Appellants allegations suggest at most that portions of the Standards and Framework contain material Appellants find offensive to their religious beliefs. .... Offensive content that does not penalize, interfere with, or otherwise burden religious exercise does not violate Free Exercise rights. 

The court also rejected equal protection, due process and establishment clause challenges. Education Week reports on the decision.

Muslim Woman Sues After She Was Forced To Remove Her Hijab

Last week, a Muslim woman sued a Michigan county and two State Police officers for requiring her to remove her hijab when she was booked and arraigned on an outstanding warrant after a traffic stop. The process caused her to be viewed by a number of men with he head uncovered, in violation of her religious beliefs. The complaint (full text) in Cave v. Genesee County, (ED MI, filed 8/26/2020) asserts violations of the Free Exercise Clause, RLUIPA and the Equal Protection Clause.
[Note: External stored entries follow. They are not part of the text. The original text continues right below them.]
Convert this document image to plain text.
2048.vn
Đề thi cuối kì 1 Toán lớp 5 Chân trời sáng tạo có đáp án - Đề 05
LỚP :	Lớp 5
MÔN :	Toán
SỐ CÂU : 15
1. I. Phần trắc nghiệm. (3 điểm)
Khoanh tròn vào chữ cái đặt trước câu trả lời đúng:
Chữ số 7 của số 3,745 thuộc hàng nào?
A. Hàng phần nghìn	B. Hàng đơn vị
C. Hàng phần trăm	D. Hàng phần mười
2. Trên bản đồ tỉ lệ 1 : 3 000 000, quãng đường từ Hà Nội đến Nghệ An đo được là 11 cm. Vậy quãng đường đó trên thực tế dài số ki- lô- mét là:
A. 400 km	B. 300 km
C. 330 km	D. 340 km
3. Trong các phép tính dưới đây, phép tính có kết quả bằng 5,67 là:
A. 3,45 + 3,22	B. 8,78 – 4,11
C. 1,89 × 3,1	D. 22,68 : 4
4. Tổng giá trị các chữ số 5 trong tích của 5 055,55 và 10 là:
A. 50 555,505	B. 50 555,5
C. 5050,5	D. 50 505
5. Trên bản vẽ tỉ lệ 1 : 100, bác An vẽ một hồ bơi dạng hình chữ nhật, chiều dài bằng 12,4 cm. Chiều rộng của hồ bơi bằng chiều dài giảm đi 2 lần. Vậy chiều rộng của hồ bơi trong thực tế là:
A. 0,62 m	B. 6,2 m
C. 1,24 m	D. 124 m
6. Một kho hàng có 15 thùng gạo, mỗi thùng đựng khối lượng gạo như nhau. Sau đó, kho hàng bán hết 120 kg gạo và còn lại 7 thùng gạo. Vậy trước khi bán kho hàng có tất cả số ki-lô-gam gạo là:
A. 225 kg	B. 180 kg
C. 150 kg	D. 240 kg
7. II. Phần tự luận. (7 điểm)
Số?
NBC25 News reports on the lawsuit.

Thursday, September 03, 2020

Court Enjoins Two Portions of Trump Administration's New Health Care Anti-Discrimination Rules

 In Whitman-Walker Clinic, Inc. v. U.S. Department of Health and Human Services, (D DC, Sept. 2, 2020), the D.C. federal district court, in a 101-page opinion, issued a nationwide injunction barring enforcement of two of the changes to health care anti-discrimination rules made by the Trump Administration earlier this year.  (See prior posting.)  The court summarized its holding:

The Court ultimately concludes that Plaintiffs have standing to level challenges to certain provisions of the 2020 Rule, but not others, and that they are likely to succeed (and will suffer irreparable harm) on two central claims: first, that the 2020 Rule arbitrarily and capriciously eliminated “sex stereotyping” from the prior Rule’s definition of “discrimination on the basis of sex”; and second, that it improperly incorporated Title IX’s exemption of certain religious organizations from the statute’s nondiscrimination mandate. 

Suit Challenges Tennessee's Abortion Reversal Disclosure Requirement

Suit was filed in a Tennessee federal district court this week challenging a recently enacted Tennessee abortion law (Tenn. Code Sec. 39-15-218, effective Oct. 1, 2020)  that requires doctors to tell their patients that it may be possible to reverse the effects of the first drug given to induce a medical abortion if the woman acts quickly. The complaint (full text) in Planned Parenthood of Tennessee and North Mississippi v. Slatery, (MD TN, filed 8/31/2020) alleges in part:

By forcing Plaintiffs to communicate a government-ordered message with which they and the overwhelming consensus of the medical profession disagree, and to present abortion patients with untruthful, misleading, and irrelevant information, the Act violates the First Amendment right of Plaintiffs and their staff and physicians against compelled speech, as well as their patients’ privacy rights under the Fourteenth Amendment. The Act likewise violates the Fourteenth Amendment’s guarantee of equal protection, singling out abortion providers and patients for adverse treatment not imposed on any other medical providers or patients in the State.

Courthouse News Service reports on the lawsuit. [Thanks to Scott Mange for the lead.]

Cert. Petition Filed In Hierarchical Deference Case

 A petition for certiorari (full text) was filed with the U.S. Supreme Court yesterday in Schulz v. Presbytery of  Seattle. In the case, a Washington state appellate court upheld a trial court's deference to decisions of the Administrative Commission set up by the Presbyterian Church USA's representative in connection with disputes regarding a break-away congregation.  (See prior posting.) The petition for review frames the Question Presented as:

In a dispute between a local congregation and its former denomination over ownership of property to which the local congregation holds legal title, does the First Amendment permit courts to apply a rule of absolute deference to assertions of ownership by the denomination?